Tornadoes, Volcanoes and Bin Laden
May 25, 2011
After rallying to the high level of our PSEi Band in 2Q11, the PSEi has retreated coincidentally right after the death of the most wanted man on the planet, Osama Bin Laden. This reminds us that unlike in previous decades, there are other factors now that affect world markets more than how they used to. With the mention of Bin Laden, National Security is one, and 9-11 is the biggest example of this. World markets in some level may have been spooked that Al Qaeda may retaliate on the death of their leader. They did so in a naval base on Pakistan. Another factor is Act of God or Force Majeure. Twisters in the US heartland, the ash-spewing Iceland volcano and the tsunami that struck Fukushima are all recent examples. The latter of course has affected the world’s third biggest economy with ripples felt in the global supply chain. Aside from economic performance, company projections and the country’s political situation, we have to watch out for these other factors also to provide our equity investments a firmer margin of safety.
In our global monitor of 18 developed and emerging markets, the PSEi is currently the sixth least favorable market to invest in. It is expensive and risky especially with the rise of the ten-year T-note to 6.50% in April from 6.13%. Russia, UK, France, South Korea, Germany and Hong Kong are the top five equity markets in terms of value and margin of safety. Brazil has become a little expensive and risky, and Japan is still coping with the aftermath of the tsunami that struck it. So what do we do now? Looking at the PSEi in a local level, it is at the high end of our PSEi Band indicating a Hold or Sell (if need be). Our investment methodology actually does not promote Selling equities but Accumulating them at bargain levels. Selling is an exercise in cases when funds are highly needed. In this period, it is better to hold on our positions and get the liquid part of our funds ready for future buying opportunities. Our investment methodology also recommends keeping 30% of investible funds as cash for attractive buying opportunities that may arise. So what do we buy? Bargain stocks, of course, but let us be reminded of sectors’ 1Q11 performance for firmer investor confidence.

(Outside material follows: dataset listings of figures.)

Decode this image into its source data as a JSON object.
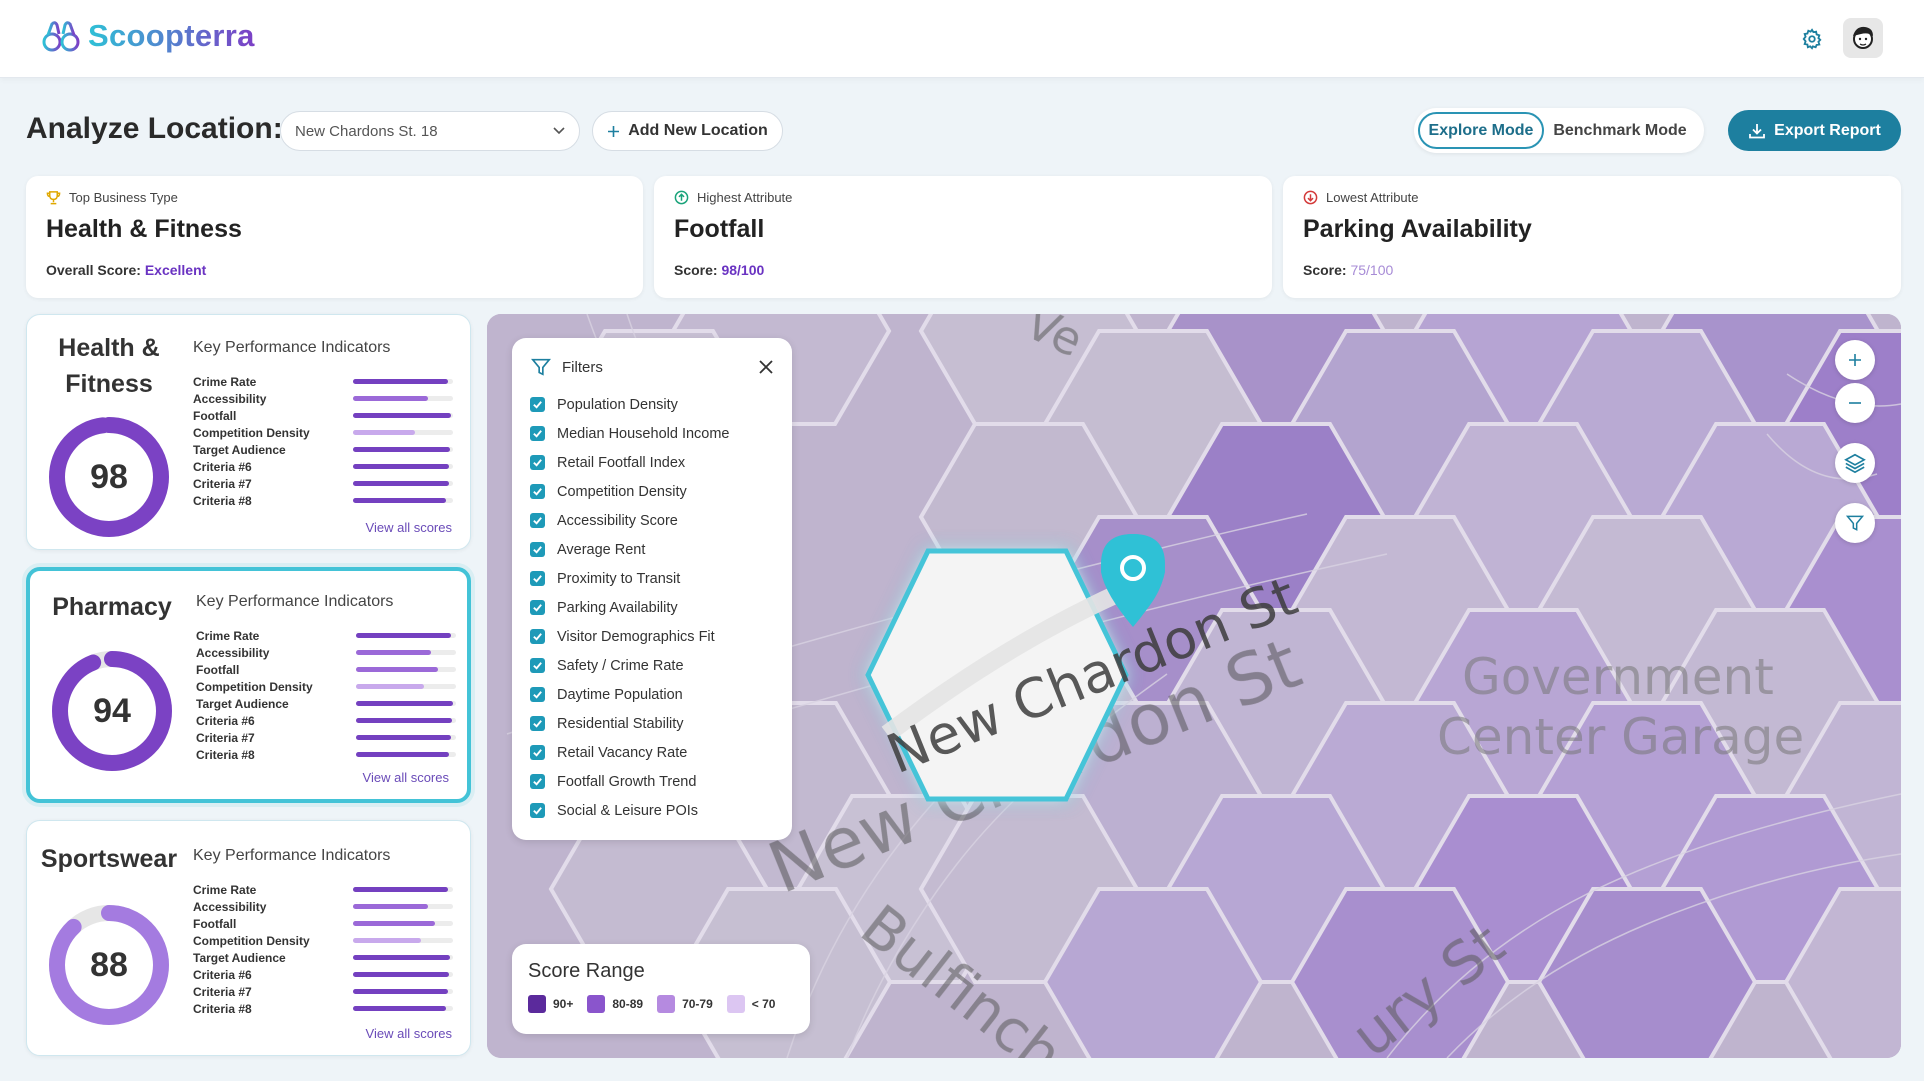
{
  "app": {
    "name": "Scoopterra"
  },
  "header": {
    "settings_icon": "gear-icon",
    "avatar_icon": "user-avatar-icon"
  },
  "toolbar": {
    "title": "Analyze Location:",
    "location_select": {
      "value": "New Chardons St. 18"
    },
    "add_location_label": "Add New Location",
    "modes": [
      {
        "label": "Explore Mode",
        "active": true
      },
      {
        "label": "Benchmark Mode",
        "active": false
      }
    ],
    "export_label": "Export Report"
  },
  "summary": [
    {
      "label": "Top Business Type",
      "value": "Health & Fitness",
      "score_label": "Overall Score:",
      "score_value": "Excellent",
      "icon": "trophy-icon"
    },
    {
      "label": "Highest Attribute",
      "value": "Footfall",
      "score_label": "Score:",
      "score_value": "98/100",
      "icon": "arrow-up-circle-icon"
    },
    {
      "label": "Lowest Attribute",
      "value": "Parking Availability",
      "score_label": "Score:",
      "score_value": "75/100",
      "icon": "arrow-down-circle-icon"
    }
  ],
  "business_cards": [
    {
      "name": "Health & Fitness",
      "score": "98",
      "score_fraction": 0.98,
      "kpi_title": "Key Performance Indicators",
      "kpis": [
        {
          "name": "Crime Rate",
          "value": 0.95
        },
        {
          "name": "Accessibility",
          "value": 0.75
        },
        {
          "name": "Footfall",
          "value": 0.98
        },
        {
          "name": "Competition Density",
          "value": 0.62
        },
        {
          "name": "Target Audience",
          "value": 0.97
        },
        {
          "name": "Criteria #6",
          "value": 0.96
        },
        {
          "name": "Criteria #7",
          "value": 0.96
        },
        {
          "name": "Criteria #8",
          "value": 0.93
        }
      ],
      "view_all": "View all scores"
    },
    {
      "name": "Pharmacy",
      "score": "94",
      "score_fraction": 0.94,
      "kpi_title": "Key Performance Indicators",
      "kpis": [
        {
          "name": "Crime Rate",
          "value": 0.95
        },
        {
          "name": "Accessibility",
          "value": 0.75
        },
        {
          "name": "Footfall",
          "value": 0.82
        },
        {
          "name": "Competition Density",
          "value": 0.68
        },
        {
          "name": "Target Audience",
          "value": 0.97
        },
        {
          "name": "Criteria #6",
          "value": 0.96
        },
        {
          "name": "Criteria #7",
          "value": 0.95
        },
        {
          "name": "Criteria #8",
          "value": 0.93
        }
      ],
      "view_all": "View all scores"
    },
    {
      "name": "Sportswear",
      "score": "88",
      "score_fraction": 0.88,
      "kpi_title": "Key Performance Indicators",
      "kpis": [
        {
          "name": "Crime Rate",
          "value": 0.95
        },
        {
          "name": "Accessibility",
          "value": 0.75
        },
        {
          "name": "Footfall",
          "value": 0.82
        },
        {
          "name": "Competition Density",
          "value": 0.68
        },
        {
          "name": "Target Audience",
          "value": 0.97
        },
        {
          "name": "Criteria #6",
          "value": 0.96
        },
        {
          "name": "Criteria #7",
          "value": 0.95
        },
        {
          "name": "Criteria #8",
          "value": 0.93
        }
      ],
      "view_all": "View all scores"
    }
  ],
  "filters": {
    "title": "Filters",
    "items": [
      "Population Density",
      "Median Household Income",
      "Retail Footfall Index",
      "Competition Density",
      "Accessibility Score",
      "Average Rent",
      "Proximity to Transit",
      "Parking Availability",
      "Visitor Demographics Fit",
      "Safety / Crime Rate",
      "Daytime Population",
      "Residential Stability",
      "Retail Vacancy Rate",
      "Footfall Growth Trend",
      "Social & Leisure POIs"
    ]
  },
  "map": {
    "labels": {
      "street_1": "New Chardon St",
      "street_2": "Bulfinch",
      "street_3": "ury St",
      "place_1_line1": "Government",
      "place_1_line2": "Center Garage",
      "street_4": "Ve"
    },
    "controls": [
      "zoom-in-icon",
      "zoom-out-icon",
      "layers-icon",
      "filter-icon"
    ]
  },
  "legend": {
    "title": "Score Range",
    "items": [
      {
        "label": "90+",
        "color": "#5b2a9c"
      },
      {
        "label": "80-89",
        "color": "#8a55cc"
      },
      {
        "label": "70-79",
        "color": "#b58ae0"
      },
      {
        "label": "< 70",
        "color": "#dcc6f2"
      }
    ]
  },
  "colors": {
    "accent": "#1d7f9f",
    "highlight": "#43c3d7",
    "purple": "#7a45c4"
  }
}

Banks – hounded by lower trading opportunities. UBP has the most hit here with the rest like CHIB and SECB giving early advise that the performance in 2010 cannot be replicated this year. We still like UBP especially its efforts in keeping cost of funds down and RCB, CHIB, SECB and PNB in that order. Loan growth in the whole banking sector is also double-digits in the first two months of 2011.
Food and Beverages – hounded by higher raw material costs. They’re mostly down in 1Q11/1H11. AMC, URC, RFM have big hits. JFC has a hit but not as much as the first three. SMB, PF and GSMI, however, are not that affected. GSMI enjoys lower molasses costs, while PF and SMB must have exercised price hikes earlier. We still like RFM, SMC and AMC. Food and beverage stocks this year though should be accumulated at lower levels.

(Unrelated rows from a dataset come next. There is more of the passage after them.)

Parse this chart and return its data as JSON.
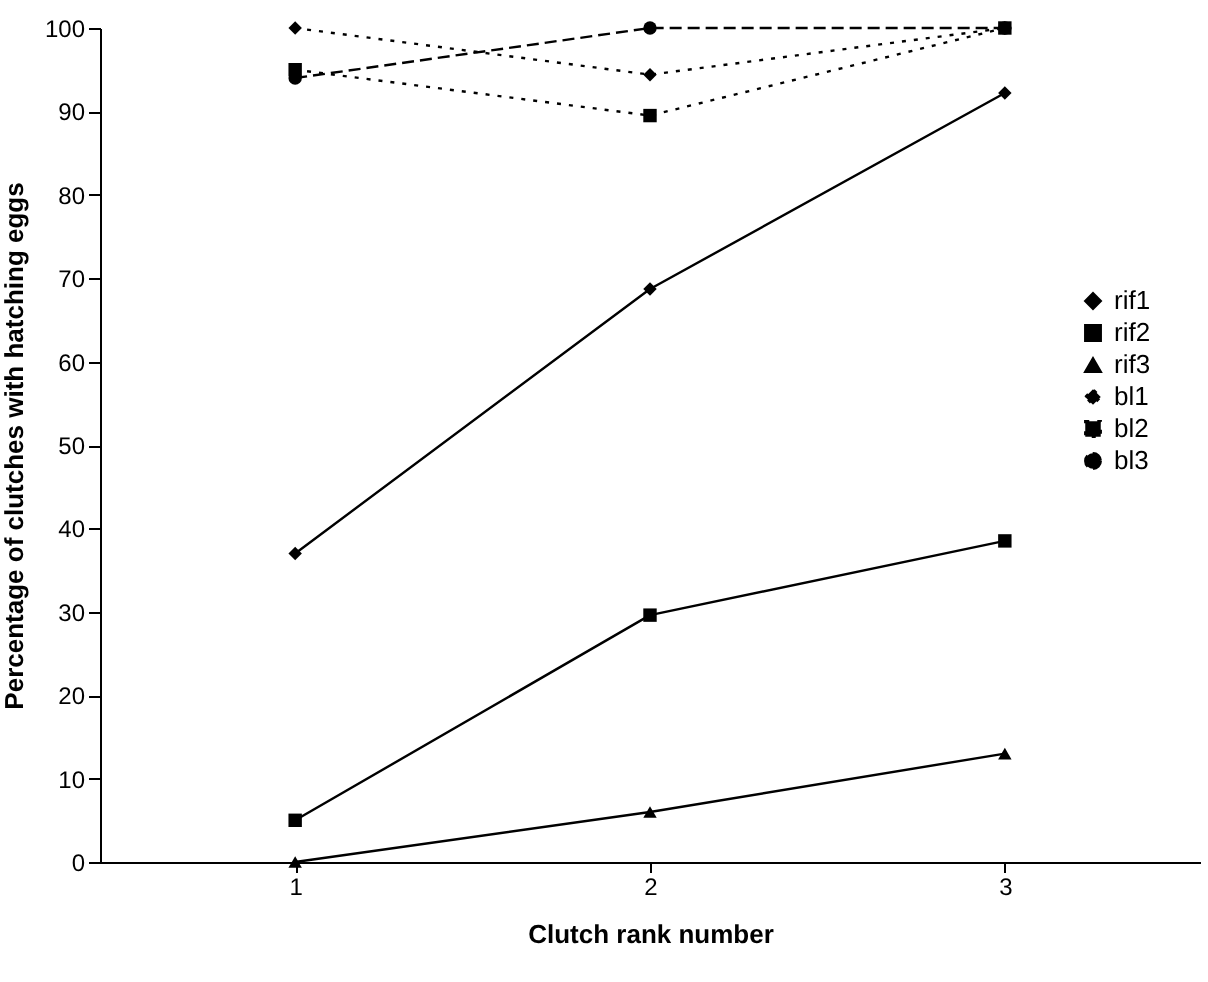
{
  "chart_data": {
    "type": "line",
    "xlabel": "Clutch rank number",
    "ylabel": "Percentage of clutches with hatching eggs",
    "categories": [
      "1",
      "2",
      "3"
    ],
    "ylim": [
      0,
      100
    ],
    "yticks": [
      0,
      10,
      20,
      30,
      40,
      50,
      60,
      70,
      80,
      90,
      100
    ],
    "grid": false,
    "legend": "right",
    "series": [
      {
        "name": "rif1",
        "color": "#000000",
        "marker": "diamond",
        "line_style": "solid",
        "values": [
          37,
          68.7,
          92.2
        ]
      },
      {
        "name": "rif2",
        "color": "#000000",
        "marker": "square",
        "line_style": "solid",
        "values": [
          5,
          29.6,
          38.5
        ]
      },
      {
        "name": "rif3",
        "color": "#000000",
        "marker": "triangle",
        "line_style": "solid",
        "values": [
          0,
          6,
          13
        ]
      },
      {
        "name": "bl1",
        "color": "#000000",
        "marker": "diamond",
        "line_style": "dotted",
        "values": [
          100,
          94.4,
          100
        ]
      },
      {
        "name": "bl2",
        "color": "#000000",
        "marker": "square",
        "line_style": "dotted",
        "values": [
          95,
          89.5,
          100
        ]
      },
      {
        "name": "bl3",
        "color": "#000000",
        "marker": "circle",
        "line_style": "dashed",
        "values": [
          94,
          100,
          100
        ]
      }
    ]
  }
}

Power and Utilities – hounded by higher coal costs and the drop in WESM prices. AP is affected with higher coal costs arising from the drop in world supply due to the floods that covered Australian coal mines. AP’s earnings are also “normal” this year as WESM prices and national power supply have stabilized. MWC had a tariff adjustment and MER will get its own in July. MER, however, may have decreasing MAPs (Maximum Allowable Prices) in 2012 onwards. EDC is still rehabilitating its main power assets and FGEN has a golden opportunity of acquiring 100% of its main power assets. We like MWC, SPC and FGEN. FGEN is probably the star performer in 1H11 from the stocks we promote.
Property – Strong Sales. Part admirable, part mind-boggling but sales take-up are up and up from FLI to ALI. OFW sales and property as an investment haven are probably the main reasons for this. IFRIC 15, however, is coming. ‘better know which are less-affected and ready for the completed-contracts method of booking real estate sales. To save you time and in the order of being less-affected, they are SMPH, FLI, VLL, RLC, ALI, CHI, SMDC, ETON, HP and MEG. We like VLL, FLI, CHI, RLC, AC (in place of ALI) and ETON. For MEG, we’re pretty concerned about its IFRIC 15 issue. For a vertical developer, we’re pretty amazed of SMDC’s growth. Even with IFRIC 15, it runs well up to 2016.
Telecoms – We don’t like this. Check out our article below on PLDT acquiring Sun Cellular
Broadcasting – We like this sector because it has defensive properties like Power and is a less-cyclical business rain or shine. GMA7 and ABS are Strong Buys. GMA7, however, has more value and is the better investment over ABS. The former is more efficient, already has proven pricing power and has residual value. Its fair value is PHP15.13 per share, and it gives hefty cash dividends.
Other Stocks we like are PHN (strong balance sheet and affiliate TA has a rights offer), FPH (a recipient of the EDC rehab and FGEN golden opportunity) and COAT (BIG value). Meanwhile, ICT may encounter weaker TEU throughput globally triggered by the Japan tsunami, and CEB is pretty expensive though its financial performance is quite favorable.